Do we have any hope that BlockNote will address the mentioned limitations? Would it be feasible that we contribute fixes for them? If not, I don’t see how BlockNote can be a serious option for being a future rich text editor for XWiki. The mentioned limitations sound serious enough that I don’t see how we could ever make this the default editor in XWiki.

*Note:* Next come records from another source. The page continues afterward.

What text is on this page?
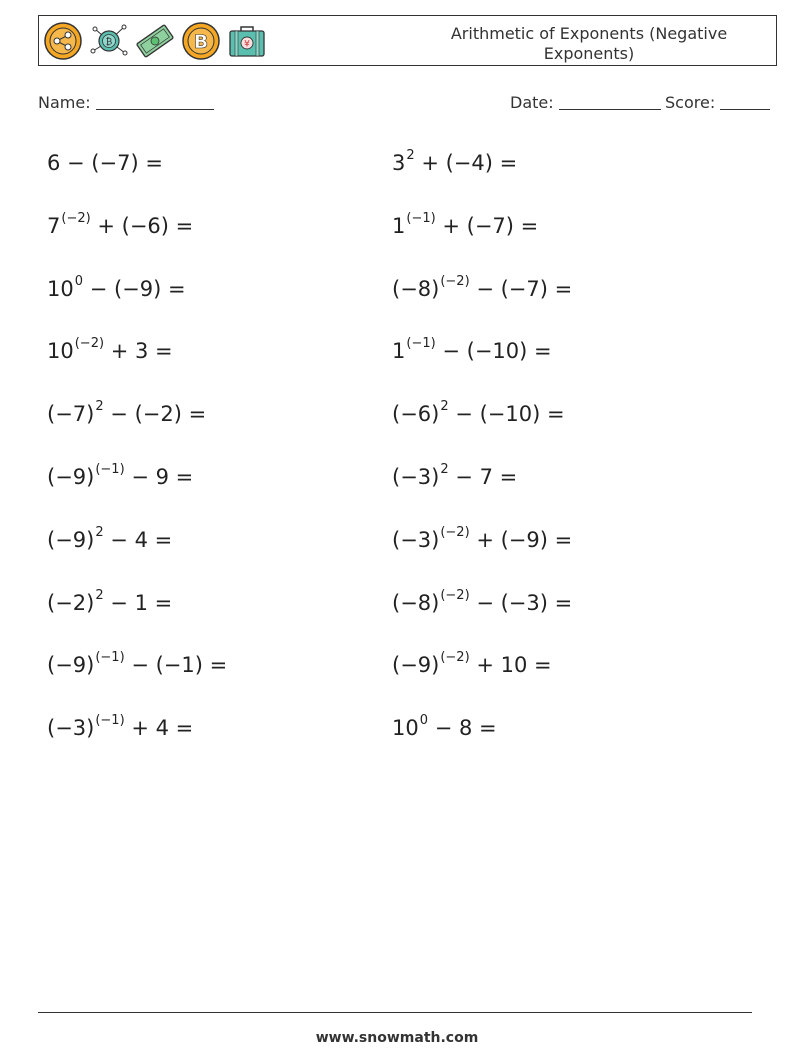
₿	B	¥
Arithmetic of Exponents (Negative Exponents)
Name:	Date:	Score:
6 − (−7) =
$7^{(-2)} + (-6)$ =
$10^0 - (-9)$ =
$10^{(-2)} + 3$ =
$(-7)^2 - (-2)$ =
$(-9)^{(-1)} - 9$ =
$(-9)^2 - 4$ =
$(-2)^2 - 1$ =
$(-9)^{(-1)} - (-1)$ =
$(-3)^{(-1)} + 4$ =
$3^2 + (-4)$ =
$1^{(-1)} + (-7)$ =
$(-8)^{(-2)} - (-7)$ =
$1^{(-1)} - (-10)$ =
$(-6)^2 - (-10)$ =
$(-3)^2 - 7$ =
$(-3)^{(-2)} + (-9)$ =
$(-8)^{(-2)} - (-3)$ =
$(-9)^{(-2)} + 10$ =
$10^0 - 8$ =
www.snowmath.com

Nope, this was the case when the PR was merged, but now it’s part of the main React package: lexical/packages/lexical-react/src/LexicalTypeaheadMenuPlugin.tsx at main · facebook/lexical · GitHub

On my side, my main worries, so far, are:

  • The differences between BlockNote’s client-side HTML rendering (edit mode) and XWiki’s server-side HTML rendering (view mode). What you see in edit mode is not exactly what you get in view mode. This will be noticeable especially when triggering in-place editing, because the view HTML (from XWiki rendering) is replaced in-place by the edit HTML (from BlockNote’s rendering). Just to give an example, lists are rendered using UL and LI tags by XWiki rendering versus using DIV tags by BlockNote. Of course, we would have this problem with any rich text editor that abstracts the syntax of the edited content.
  • The syntax mismatch between XWiki and BlockNote. The problem we had before, when integrating CKEditor, was that XWiki syntax is less powerful / expressive than the HTML syntax. Everything written in XWiki syntax could be converted to HTML and thus edited with CKEditor, but not everything that CKEditor was producing (HTML) could be converted to XWiki syntax. In order to mitigate this we had to disable certain CKEditor features. Fortunately, CKEditor has a very powerful configuration system that allows us to specify precisely which HTML elements / attributes are supported by a given wiki syntax, and the editor is disabling automatically all the features that output those elements / attributes. The relation between XWiki’s syntax and BlockNote’s schema (AST) is different though: in some areas (e.g. tables, custom data- attributes, subscript, superscript) the XWiki syntax is more powerful / flexible, while in other areas the BlockNote schema is more powerful (block-level content in blockquote, list item attributes). This means it’s not enough to disable some features of BlockNote in order to avoid losing content on save. We also have to make sure we don’t lose content when Alice edits with BlockNote a page that was last edited by Bob using the wiki editor (i.e. using directly XWiki syntax). Both parts are difficult to implement. On one side, BlockNote is currently not flexible enough to allows us to disable all the features that produce unsupported content. On the other side, we would have to identify and protect somehow (e.g. wrap in a rendering macro to make it read-only?) the content that can’t be edited with BlockNote.
  • The cost of customizing / extending certain parts of BlockNote. When we integrated CKEditor 4, it was already a mature editor with lots of configuration options and APIs for integrators to easily extend it. BlockNote is not there yet, so we’ll have to either hope they will implement the features we need or we’ll have to implement them ourselves, with a significant cost.

I haven’t checked the other editors, but I trust Manuel’s evaluation. It looks like we have to put our faith in BlockNote.